O varejo, especificamente o setor dos supermercados, tem um papel fundamental na evolução da agenda ESG, tanto desde uma perspectiva interna, ou seja, trazendo de fato o ESG para o centro de sua estratégia de negócios como real oportunidade de diferenciação, competitividade e sustentabilidade empresarial, ao conquistar e fidelizar clientes que já estão ponderando as questões socioambientais nas suas escolhas, assim como também, externamente, criando um impacto positivo na sociedade, ao influenciar um consumo cada vez mais consciente. Ou seja, a oportunidade e responsabilidade do varejo no ESG não se limita a potencializar o impacto positivo no seu próprio negócio, mas abrange também o potencial impacto e influência na sociedade como um todo.

Os grandes desafios da humanidade demandam ações articuladas de setores que possam contribuir à solução desses problemas. Certamente o varejo, e especialmente o setor dos supermercados, tem um papel fundamental para ajudar mudar esse cenário, contribuindo positivamente na influência da ampliação de consciência dos consumidores, na mudança de hábitos e na solução efetiva desses desafios complexos da sociedade contemporânea.

Como lidar com a concorrência?

O seu principal concorrente é o seu passado. Vejo muitas empresas perdidas porque ficam olhando demais para a concorrência e vai copiando, aí se perde o eixo da sua essência, da sua estratégia e da sua jornada. Lógico que se deve olhar para o concorrente, mas coloque uma pequena energia nisso. A sua energia vital tem que ser se tornar melhor, utilizar a sua potência para te levar aonde você quer chegar. Então, tenha intencionalidade.

Como uma empresa deve ser inovadora?

A inovação não é uma exclusividade da Apple ou do Google. Todo mundo precisa inovar. E inovação não é investimento e tecnologia necessariamente. Investimento começa com empatia, com observação e o uso dos cinco sentidos. Essas inovações não podem sair de um laboratório de inovação, devem sair de dentro do seu negócio, da rua. E tenha em mente que muitas vezes o seu cliente não é o consumidor final do seu produto.

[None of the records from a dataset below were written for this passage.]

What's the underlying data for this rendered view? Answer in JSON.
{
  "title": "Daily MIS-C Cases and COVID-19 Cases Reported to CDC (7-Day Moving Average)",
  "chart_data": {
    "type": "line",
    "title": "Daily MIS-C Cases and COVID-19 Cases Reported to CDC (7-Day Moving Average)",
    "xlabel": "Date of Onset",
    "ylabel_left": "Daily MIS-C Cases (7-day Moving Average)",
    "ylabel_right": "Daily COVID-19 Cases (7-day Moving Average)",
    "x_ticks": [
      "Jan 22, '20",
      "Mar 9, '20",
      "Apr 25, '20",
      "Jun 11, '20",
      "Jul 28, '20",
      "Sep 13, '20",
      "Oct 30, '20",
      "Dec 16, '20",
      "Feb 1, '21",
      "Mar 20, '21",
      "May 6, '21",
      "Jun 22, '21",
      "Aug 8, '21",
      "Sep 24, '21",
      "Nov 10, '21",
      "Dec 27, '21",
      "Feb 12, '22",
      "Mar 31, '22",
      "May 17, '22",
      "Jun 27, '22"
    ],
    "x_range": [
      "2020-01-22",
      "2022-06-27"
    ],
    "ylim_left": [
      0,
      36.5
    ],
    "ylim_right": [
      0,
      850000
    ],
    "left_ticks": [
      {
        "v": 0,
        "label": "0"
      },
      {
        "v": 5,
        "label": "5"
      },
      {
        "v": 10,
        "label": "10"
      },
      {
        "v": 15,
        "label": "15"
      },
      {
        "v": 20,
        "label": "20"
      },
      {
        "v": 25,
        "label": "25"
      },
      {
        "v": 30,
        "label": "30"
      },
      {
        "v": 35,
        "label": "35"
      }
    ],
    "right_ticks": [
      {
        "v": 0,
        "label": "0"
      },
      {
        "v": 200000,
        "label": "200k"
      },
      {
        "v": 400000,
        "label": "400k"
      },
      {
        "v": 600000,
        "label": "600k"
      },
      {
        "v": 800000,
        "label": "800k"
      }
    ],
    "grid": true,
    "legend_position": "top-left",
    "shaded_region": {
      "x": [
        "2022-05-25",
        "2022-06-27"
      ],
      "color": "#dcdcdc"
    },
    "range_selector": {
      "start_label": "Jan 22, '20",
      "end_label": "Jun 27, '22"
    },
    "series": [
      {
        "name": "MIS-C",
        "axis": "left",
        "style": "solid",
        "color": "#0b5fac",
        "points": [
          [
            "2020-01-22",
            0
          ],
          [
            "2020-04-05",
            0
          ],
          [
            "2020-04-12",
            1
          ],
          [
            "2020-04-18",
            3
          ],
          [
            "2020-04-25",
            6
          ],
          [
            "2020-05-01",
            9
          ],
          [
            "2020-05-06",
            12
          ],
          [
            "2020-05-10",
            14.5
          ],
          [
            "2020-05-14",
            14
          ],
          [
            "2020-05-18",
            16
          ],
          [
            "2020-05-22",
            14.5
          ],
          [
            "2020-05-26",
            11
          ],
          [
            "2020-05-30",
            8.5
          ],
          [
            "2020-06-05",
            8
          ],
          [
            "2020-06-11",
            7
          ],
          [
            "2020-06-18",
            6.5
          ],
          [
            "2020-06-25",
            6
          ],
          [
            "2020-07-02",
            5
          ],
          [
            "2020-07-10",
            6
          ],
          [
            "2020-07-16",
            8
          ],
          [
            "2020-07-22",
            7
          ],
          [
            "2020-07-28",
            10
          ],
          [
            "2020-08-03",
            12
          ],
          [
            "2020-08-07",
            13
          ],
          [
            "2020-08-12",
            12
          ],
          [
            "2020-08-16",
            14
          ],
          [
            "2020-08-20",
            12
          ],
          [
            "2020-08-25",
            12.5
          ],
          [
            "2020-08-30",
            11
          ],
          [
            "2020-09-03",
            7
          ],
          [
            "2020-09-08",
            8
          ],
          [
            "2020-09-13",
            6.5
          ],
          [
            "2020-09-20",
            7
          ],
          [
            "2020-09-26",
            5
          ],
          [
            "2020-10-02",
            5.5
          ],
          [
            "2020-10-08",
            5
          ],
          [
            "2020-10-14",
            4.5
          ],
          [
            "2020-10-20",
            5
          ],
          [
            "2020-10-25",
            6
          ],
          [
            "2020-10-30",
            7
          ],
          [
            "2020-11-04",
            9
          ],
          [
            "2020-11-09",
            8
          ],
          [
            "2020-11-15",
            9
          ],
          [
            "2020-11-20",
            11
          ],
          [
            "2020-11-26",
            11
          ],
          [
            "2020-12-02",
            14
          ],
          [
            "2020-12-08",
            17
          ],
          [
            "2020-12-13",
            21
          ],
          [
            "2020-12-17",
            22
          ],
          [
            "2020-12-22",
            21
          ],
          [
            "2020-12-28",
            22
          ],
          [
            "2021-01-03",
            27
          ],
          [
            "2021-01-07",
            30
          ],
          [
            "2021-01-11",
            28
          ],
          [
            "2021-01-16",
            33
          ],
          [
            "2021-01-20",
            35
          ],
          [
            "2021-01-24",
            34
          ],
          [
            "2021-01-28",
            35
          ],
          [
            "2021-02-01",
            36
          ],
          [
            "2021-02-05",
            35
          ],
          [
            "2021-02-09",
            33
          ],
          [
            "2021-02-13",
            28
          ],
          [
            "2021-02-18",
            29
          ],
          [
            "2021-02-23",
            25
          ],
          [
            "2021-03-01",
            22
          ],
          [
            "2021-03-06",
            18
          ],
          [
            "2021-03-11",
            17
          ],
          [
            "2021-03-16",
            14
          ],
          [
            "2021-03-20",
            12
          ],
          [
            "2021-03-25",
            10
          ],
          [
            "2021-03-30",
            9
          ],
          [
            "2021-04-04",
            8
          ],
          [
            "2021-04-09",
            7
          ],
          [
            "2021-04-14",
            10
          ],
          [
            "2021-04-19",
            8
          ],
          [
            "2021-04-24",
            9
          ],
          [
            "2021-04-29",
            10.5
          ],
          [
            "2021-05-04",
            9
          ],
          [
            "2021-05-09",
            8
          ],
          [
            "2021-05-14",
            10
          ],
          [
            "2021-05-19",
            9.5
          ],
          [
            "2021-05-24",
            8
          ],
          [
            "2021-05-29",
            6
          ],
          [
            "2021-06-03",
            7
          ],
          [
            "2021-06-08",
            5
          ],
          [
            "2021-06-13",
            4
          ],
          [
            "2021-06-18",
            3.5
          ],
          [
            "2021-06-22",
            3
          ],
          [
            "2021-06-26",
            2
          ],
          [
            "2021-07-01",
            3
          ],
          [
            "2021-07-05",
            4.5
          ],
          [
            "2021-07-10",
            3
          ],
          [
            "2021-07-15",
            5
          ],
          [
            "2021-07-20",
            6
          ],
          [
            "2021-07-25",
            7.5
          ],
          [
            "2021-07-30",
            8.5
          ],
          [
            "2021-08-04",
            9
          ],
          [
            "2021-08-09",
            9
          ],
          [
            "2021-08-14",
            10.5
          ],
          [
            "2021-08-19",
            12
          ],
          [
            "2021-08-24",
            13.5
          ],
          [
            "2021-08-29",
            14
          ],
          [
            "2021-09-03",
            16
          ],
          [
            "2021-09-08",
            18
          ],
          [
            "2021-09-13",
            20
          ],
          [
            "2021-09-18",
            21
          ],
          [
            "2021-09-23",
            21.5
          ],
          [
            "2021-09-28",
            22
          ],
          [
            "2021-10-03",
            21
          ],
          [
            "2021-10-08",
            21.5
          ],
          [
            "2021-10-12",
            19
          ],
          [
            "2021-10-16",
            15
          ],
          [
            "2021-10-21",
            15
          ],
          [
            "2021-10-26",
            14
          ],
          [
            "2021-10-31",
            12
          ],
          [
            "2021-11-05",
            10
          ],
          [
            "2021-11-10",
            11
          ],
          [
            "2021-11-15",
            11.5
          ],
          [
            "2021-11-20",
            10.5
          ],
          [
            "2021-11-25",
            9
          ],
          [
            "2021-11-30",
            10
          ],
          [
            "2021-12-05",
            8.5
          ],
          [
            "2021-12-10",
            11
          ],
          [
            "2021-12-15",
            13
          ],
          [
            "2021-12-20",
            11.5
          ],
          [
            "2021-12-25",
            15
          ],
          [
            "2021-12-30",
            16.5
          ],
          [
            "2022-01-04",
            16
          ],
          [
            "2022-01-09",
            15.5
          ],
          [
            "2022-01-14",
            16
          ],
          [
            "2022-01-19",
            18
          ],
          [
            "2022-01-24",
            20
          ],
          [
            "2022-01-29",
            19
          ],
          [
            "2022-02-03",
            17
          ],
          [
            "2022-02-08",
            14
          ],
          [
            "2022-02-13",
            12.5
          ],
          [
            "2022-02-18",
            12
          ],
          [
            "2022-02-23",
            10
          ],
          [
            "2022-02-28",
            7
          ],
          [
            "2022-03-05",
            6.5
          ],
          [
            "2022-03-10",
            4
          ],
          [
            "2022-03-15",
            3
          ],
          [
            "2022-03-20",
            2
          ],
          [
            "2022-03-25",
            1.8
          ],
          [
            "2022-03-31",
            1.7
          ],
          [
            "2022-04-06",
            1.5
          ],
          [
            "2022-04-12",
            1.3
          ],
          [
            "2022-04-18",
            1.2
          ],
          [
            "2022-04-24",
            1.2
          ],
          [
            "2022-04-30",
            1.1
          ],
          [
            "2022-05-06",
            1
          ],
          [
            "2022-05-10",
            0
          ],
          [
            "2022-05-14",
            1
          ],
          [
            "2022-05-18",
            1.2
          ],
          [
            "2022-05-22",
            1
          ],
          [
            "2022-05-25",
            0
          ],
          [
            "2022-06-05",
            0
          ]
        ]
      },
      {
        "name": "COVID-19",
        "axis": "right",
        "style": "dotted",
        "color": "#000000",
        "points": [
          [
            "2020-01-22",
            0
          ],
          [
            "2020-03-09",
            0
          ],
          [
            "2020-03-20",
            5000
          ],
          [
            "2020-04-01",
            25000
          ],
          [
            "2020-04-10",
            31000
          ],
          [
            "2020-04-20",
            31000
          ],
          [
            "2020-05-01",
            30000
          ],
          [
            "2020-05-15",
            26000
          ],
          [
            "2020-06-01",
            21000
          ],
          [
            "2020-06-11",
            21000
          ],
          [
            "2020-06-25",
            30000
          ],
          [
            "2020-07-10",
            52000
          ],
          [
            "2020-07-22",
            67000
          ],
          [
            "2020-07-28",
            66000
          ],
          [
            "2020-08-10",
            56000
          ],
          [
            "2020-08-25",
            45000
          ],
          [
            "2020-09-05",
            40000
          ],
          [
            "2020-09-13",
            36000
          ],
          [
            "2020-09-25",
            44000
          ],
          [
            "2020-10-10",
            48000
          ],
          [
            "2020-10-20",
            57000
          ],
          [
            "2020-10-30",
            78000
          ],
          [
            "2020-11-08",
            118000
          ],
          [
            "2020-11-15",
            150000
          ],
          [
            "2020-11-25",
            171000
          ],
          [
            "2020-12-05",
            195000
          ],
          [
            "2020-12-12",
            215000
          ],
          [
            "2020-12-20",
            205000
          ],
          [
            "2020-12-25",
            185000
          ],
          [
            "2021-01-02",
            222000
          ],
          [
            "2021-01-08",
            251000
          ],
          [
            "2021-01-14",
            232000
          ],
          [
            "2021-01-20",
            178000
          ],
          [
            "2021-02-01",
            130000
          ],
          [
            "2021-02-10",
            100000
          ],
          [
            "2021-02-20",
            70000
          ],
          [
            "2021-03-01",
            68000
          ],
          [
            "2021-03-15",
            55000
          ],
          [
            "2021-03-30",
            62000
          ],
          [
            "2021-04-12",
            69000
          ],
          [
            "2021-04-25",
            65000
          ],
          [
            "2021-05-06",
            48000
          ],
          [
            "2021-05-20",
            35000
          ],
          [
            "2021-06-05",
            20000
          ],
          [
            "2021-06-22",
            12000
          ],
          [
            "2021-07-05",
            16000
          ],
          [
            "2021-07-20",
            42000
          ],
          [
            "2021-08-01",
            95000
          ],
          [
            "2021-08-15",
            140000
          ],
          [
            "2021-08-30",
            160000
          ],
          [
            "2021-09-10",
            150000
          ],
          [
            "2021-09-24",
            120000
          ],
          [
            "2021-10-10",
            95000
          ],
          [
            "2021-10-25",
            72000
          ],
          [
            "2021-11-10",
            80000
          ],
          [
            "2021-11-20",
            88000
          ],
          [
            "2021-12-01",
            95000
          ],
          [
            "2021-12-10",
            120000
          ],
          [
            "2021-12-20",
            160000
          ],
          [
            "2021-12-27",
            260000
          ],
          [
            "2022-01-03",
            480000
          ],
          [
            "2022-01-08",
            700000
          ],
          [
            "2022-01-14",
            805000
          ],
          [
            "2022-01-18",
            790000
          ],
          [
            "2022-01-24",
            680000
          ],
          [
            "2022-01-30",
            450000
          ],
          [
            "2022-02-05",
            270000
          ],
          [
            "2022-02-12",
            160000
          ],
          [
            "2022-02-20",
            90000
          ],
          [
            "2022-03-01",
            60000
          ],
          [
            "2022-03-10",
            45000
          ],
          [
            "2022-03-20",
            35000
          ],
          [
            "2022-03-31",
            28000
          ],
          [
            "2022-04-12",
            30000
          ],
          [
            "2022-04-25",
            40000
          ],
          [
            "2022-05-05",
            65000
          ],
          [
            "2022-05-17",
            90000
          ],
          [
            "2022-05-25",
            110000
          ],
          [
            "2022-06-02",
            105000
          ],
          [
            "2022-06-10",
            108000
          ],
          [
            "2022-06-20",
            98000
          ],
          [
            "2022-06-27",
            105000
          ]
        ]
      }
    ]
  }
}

Nós vivemos a Era do Capitalismo Consciente. Esse movimento traz oportunidades, que vêm do ecossistema, então não precisamos mais inovar sozinhos, chame clientes, parceiros, universidades, entidades de classe para jogar junto. O ecossistema precisa se tornar mais inovador e sustentável. Para isso, precisamos de parcerias de médio e longo prazo, de programas. Por trás disso tudo temos pessoas. Muito se fala em B2B e B2C, mas no fundo é P2P, que é Pessoas para Pessoas.